Relier Diego Suarez à la Baie du Courrier permettrait de commercer facilement avec Nossi-Be... Son projet consiste donc à acheter, pour la baie de Diego Suarez, 3 chalands de 50 tonnes, 3 de 25 tonnes, conçus pour le remorquage des bateaux et 4 chalands (2 de chaque tonnage) pour la Baie du Courrier). Pour le transbordement entre les baies de Diego Suarez et du Courrier, il lui faudrait « Dix mille mètres de voies de chemin de fer Decauville d’un écartement de 0,50m, quatre wagons pour le transport des voyageurs. Dix wagons plate-forme de différents modèles pour le transport des marchandises.» La suite du projet nous laisse perplexe : « Ces wagons seront poussés à bras par des manœuvres pour les débuts, la traction par des mulets semble plus pratique pour ce petit parcours (8km environ).» Merci pour les manœuvres ! En fait, ce projet, qui sera repris plusieurs fois dans l’histoire de Diego Suarez ne verra jamais le jour. Sans doute encore une fois, faute de financement. Mais M.Rives verra encore plus loin. En 1893, on peut lire dans le Petit Journal que « Les concessions d’une ligne de chemin de fer de 64 km, entre Antsirane et la baie d’Irohono, avec adjonction de deux services par voie de mer, l’un pour desservir la baie de Diego Suarez et l’autre la côte Nord-Ouest de l’Ile de Nossi-Be, ont été accordées, le 23 janvier à M.Rives [...] Les devis s’élèvent à plus de 3 millions (environ 10 millions d’euros) Comme garantie, le gouvernement local lui a concédé 10 000 hectares de bon terrain et autres avantages qui représentent environ la même somme. Nous espérons que M. Rives hâtera l’exécution de ce vaste programme.» ...que l’on attend toujours !
Cependant, sans sortir de leur ville, toujours enclavée malgré les projets mirifiques, les Antsiranais commencent à avoir des loisirs culturels.
Un début de vie intellectuelle
Le Madagascar, toujours lui, annonce ainsi qu’Antsirane a pu accueillir un concert de « The artistical concert society » (ce qui montre que les relations ne sont pas si mauvaises avec les Anglais !).
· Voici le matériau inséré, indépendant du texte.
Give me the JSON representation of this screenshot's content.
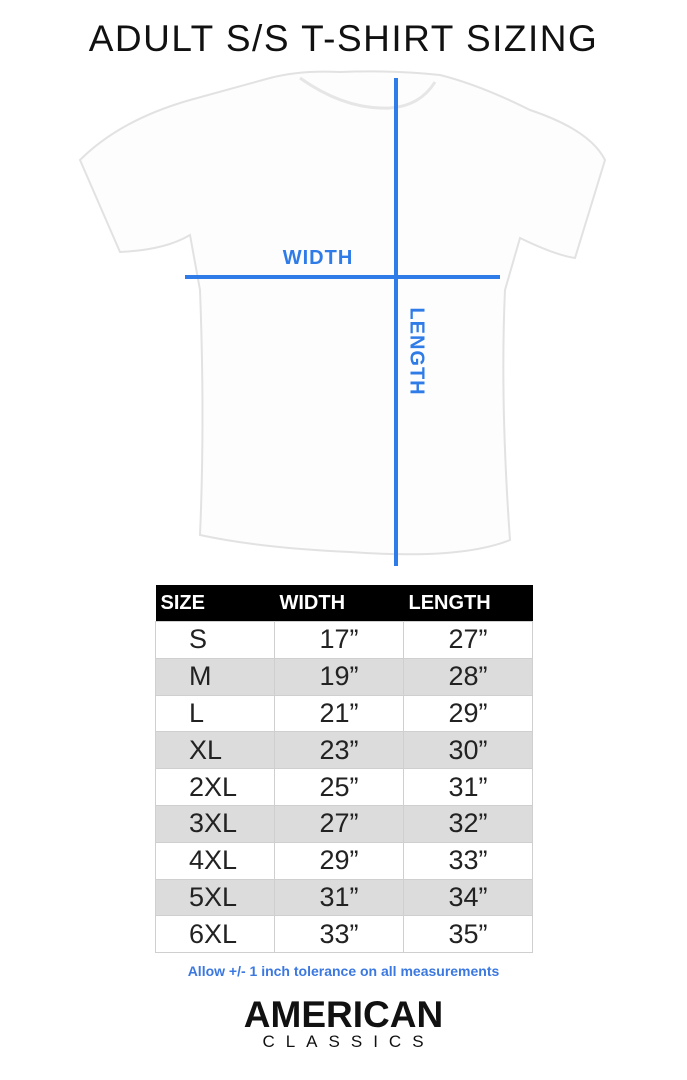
{
  "title": "ADULT S/S T-SHIRT SIZING",
  "diagram": {
    "width_label": "WIDTH",
    "length_label": "LENGTH",
    "line_color": "#2f7be8"
  },
  "table": {
    "headers": [
      "SIZE",
      "WIDTH",
      "LENGTH"
    ],
    "rows": [
      [
        "S",
        "17”",
        "27”"
      ],
      [
        "M",
        "19”",
        "28”"
      ],
      [
        "L",
        "21”",
        "29”"
      ],
      [
        "XL",
        "23”",
        "30”"
      ],
      [
        "2XL",
        "25”",
        "31”"
      ],
      [
        "3XL",
        "27”",
        "32”"
      ],
      [
        "4XL",
        "29”",
        "33”"
      ],
      [
        "5XL",
        "31”",
        "34”"
      ],
      [
        "6XL",
        "33”",
        "35”"
      ]
    ]
  },
  "note": "Allow +/- 1 inch tolerance on all measurements",
  "logo": {
    "line1": "AMERICAN",
    "line2": "CLASSICS"
  }
}
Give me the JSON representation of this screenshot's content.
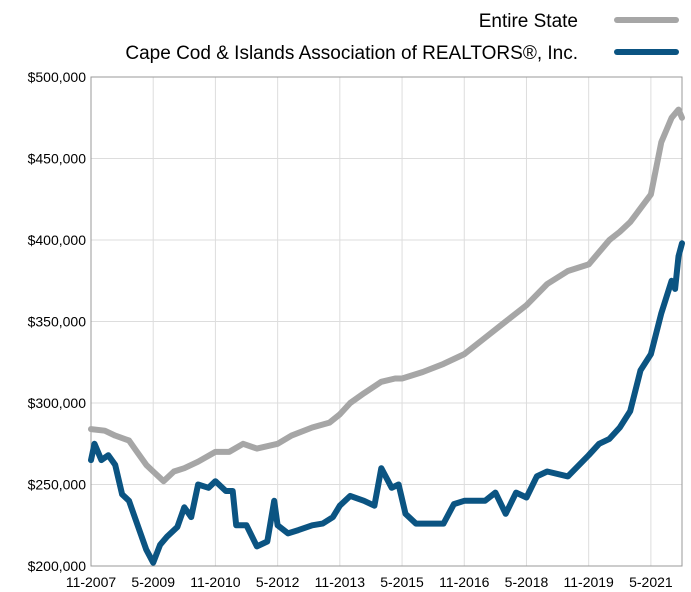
{
  "chart_data": {
    "type": "line",
    "title": "",
    "xlabel": "",
    "ylabel": "",
    "ylim": [
      200000,
      500000
    ],
    "grid": true,
    "legend_position": "top-right",
    "x_ticks": [
      "11-2007",
      "5-2009",
      "11-2010",
      "5-2012",
      "11-2013",
      "5-2015",
      "11-2016",
      "5-2018",
      "11-2019",
      "5-2021"
    ],
    "y_ticks": [
      {
        "value": 200000,
        "label": "$200,000"
      },
      {
        "value": 250000,
        "label": "$250,000"
      },
      {
        "value": 300000,
        "label": "$300,000"
      },
      {
        "value": 350000,
        "label": "$350,000"
      },
      {
        "value": 400000,
        "label": "$400,000"
      },
      {
        "value": 450000,
        "label": "$450,000"
      },
      {
        "value": 500000,
        "label": "$500,000"
      }
    ],
    "x_range": [
      "11-2007",
      "2-2022"
    ],
    "series": [
      {
        "name": "Entire State",
        "color": "#A6A6A6",
        "points": [
          [
            "11-2007",
            284000
          ],
          [
            "3-2008",
            283000
          ],
          [
            "6-2008",
            280000
          ],
          [
            "10-2008",
            277000
          ],
          [
            "12-2008",
            271000
          ],
          [
            "3-2009",
            262000
          ],
          [
            "5-2009",
            258000
          ],
          [
            "8-2009",
            252000
          ],
          [
            "11-2009",
            258000
          ],
          [
            "2-2010",
            260000
          ],
          [
            "6-2010",
            264000
          ],
          [
            "11-2010",
            270000
          ],
          [
            "3-2011",
            270000
          ],
          [
            "7-2011",
            275000
          ],
          [
            "11-2011",
            272000
          ],
          [
            "5-2012",
            275000
          ],
          [
            "9-2012",
            280000
          ],
          [
            "3-2013",
            285000
          ],
          [
            "8-2013",
            288000
          ],
          [
            "11-2013",
            293000
          ],
          [
            "2-2014",
            300000
          ],
          [
            "6-2014",
            306000
          ],
          [
            "11-2014",
            313000
          ],
          [
            "3-2015",
            315000
          ],
          [
            "5-2015",
            315000
          ],
          [
            "11-2015",
            319000
          ],
          [
            "5-2016",
            324000
          ],
          [
            "11-2016",
            330000
          ],
          [
            "5-2017",
            340000
          ],
          [
            "11-2017",
            350000
          ],
          [
            "5-2018",
            360000
          ],
          [
            "11-2018",
            373000
          ],
          [
            "5-2019",
            381000
          ],
          [
            "11-2019",
            385000
          ],
          [
            "5-2020",
            400000
          ],
          [
            "8-2020",
            405000
          ],
          [
            "11-2020",
            411000
          ],
          [
            "5-2021",
            428000
          ],
          [
            "8-2021",
            460000
          ],
          [
            "11-2021",
            475000
          ],
          [
            "1-2022",
            480000
          ],
          [
            "2-2022",
            475000
          ]
        ]
      },
      {
        "name": "Cape Cod & Islands Association of REALTORS®, Inc.",
        "color": "#0B5482",
        "points": [
          [
            "11-2007",
            265000
          ],
          [
            "12-2007",
            275000
          ],
          [
            "2-2008",
            265000
          ],
          [
            "4-2008",
            268000
          ],
          [
            "6-2008",
            262000
          ],
          [
            "8-2008",
            244000
          ],
          [
            "10-2008",
            240000
          ],
          [
            "12-2008",
            228000
          ],
          [
            "3-2009",
            210000
          ],
          [
            "5-2009",
            202000
          ],
          [
            "7-2009",
            213000
          ],
          [
            "9-2009",
            218000
          ],
          [
            "12-2009",
            224000
          ],
          [
            "2-2010",
            236000
          ],
          [
            "4-2010",
            230000
          ],
          [
            "6-2010",
            250000
          ],
          [
            "9-2010",
            248000
          ],
          [
            "11-2010",
            252000
          ],
          [
            "2-2011",
            246000
          ],
          [
            "4-2011",
            246000
          ],
          [
            "5-2011",
            225000
          ],
          [
            "8-2011",
            225000
          ],
          [
            "11-2011",
            212000
          ],
          [
            "2-2012",
            215000
          ],
          [
            "4-2012",
            240000
          ],
          [
            "5-2012",
            225000
          ],
          [
            "8-2012",
            220000
          ],
          [
            "11-2012",
            222000
          ],
          [
            "3-2013",
            225000
          ],
          [
            "6-2013",
            226000
          ],
          [
            "9-2013",
            230000
          ],
          [
            "11-2013",
            237000
          ],
          [
            "2-2014",
            243000
          ],
          [
            "6-2014",
            240000
          ],
          [
            "9-2014",
            237000
          ],
          [
            "11-2014",
            260000
          ],
          [
            "2-2015",
            248000
          ],
          [
            "4-2015",
            250000
          ],
          [
            "6-2015",
            232000
          ],
          [
            "9-2015",
            226000
          ],
          [
            "11-2015",
            226000
          ],
          [
            "5-2016",
            226000
          ],
          [
            "8-2016",
            238000
          ],
          [
            "11-2016",
            240000
          ],
          [
            "5-2017",
            240000
          ],
          [
            "8-2017",
            245000
          ],
          [
            "11-2017",
            232000
          ],
          [
            "2-2018",
            245000
          ],
          [
            "5-2018",
            242000
          ],
          [
            "8-2018",
            255000
          ],
          [
            "11-2018",
            258000
          ],
          [
            "5-2019",
            255000
          ],
          [
            "11-2019",
            268000
          ],
          [
            "2-2020",
            275000
          ],
          [
            "5-2020",
            278000
          ],
          [
            "8-2020",
            285000
          ],
          [
            "11-2020",
            295000
          ],
          [
            "2-2021",
            320000
          ],
          [
            "5-2021",
            330000
          ],
          [
            "8-2021",
            355000
          ],
          [
            "11-2021",
            375000
          ],
          [
            "12-2021",
            370000
          ],
          [
            "1-2022",
            390000
          ],
          [
            "2-2022",
            398000
          ]
        ]
      }
    ]
  }
}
Plus important encore, Diego Suarez a maintenant (depuis début 1893) sa presse locale : en effet, deux journaux viennent d’être créés : Un journal satirique hebdomadaire, le Maki et un bi -hebdomadaire L’Avenir de Diego Suarez qui se veut « organe indépendant ». En fait, un autre journal avait déjà vu le jour, début 1892 : il s’agissait du Journal de Diego Suarez, qui, apparemment avait surtout des visées électorales. En effet, il avait été fondé à l’initiative d’Henry Mager qui préparait sa candidature à la députation de Diego Suarez. Il semble que ce journal, dirigé par deux Mauriciens, Huguin et Gimel n’ait pas eu une longue parution. Cependant, si « Diego Suarez marche chaque jour davantage dans la voie du Progrès », comme on peut le lire dans Le Madagascar, l’avenir n’est cependant pas totalement dégagé.
Les points noirs
Tout ne va pas bien à Diego Suarez. Une des principales sources de mécontentement est le manque d’eau. Quand les français se sont installés à Diego Suarez, on a capté les quelques sources qui arrivaient à la mer ; mais elles ne suffisent plus à une ville qui a énormément grossi : aussi, la population est-elle fortement rationnée en saison sèche. Un projet, d’un montant de 300 000 F. établi par l’artillerie, et qui prévoyait d’amener l’eau à partir d’une dérivation de l’Analandriana, a été contesté et le Ministère des Colonies a mandaté une société civile pour établir un contre-projet... qui coûte 800 000 F. Cette concurrence désastreuse qui donne une idée de la rivalité permanente entre civils et militaires a d’ailleurs été évoquée à l’Assemblée Nationale dans sa séance du 15 mai 1893.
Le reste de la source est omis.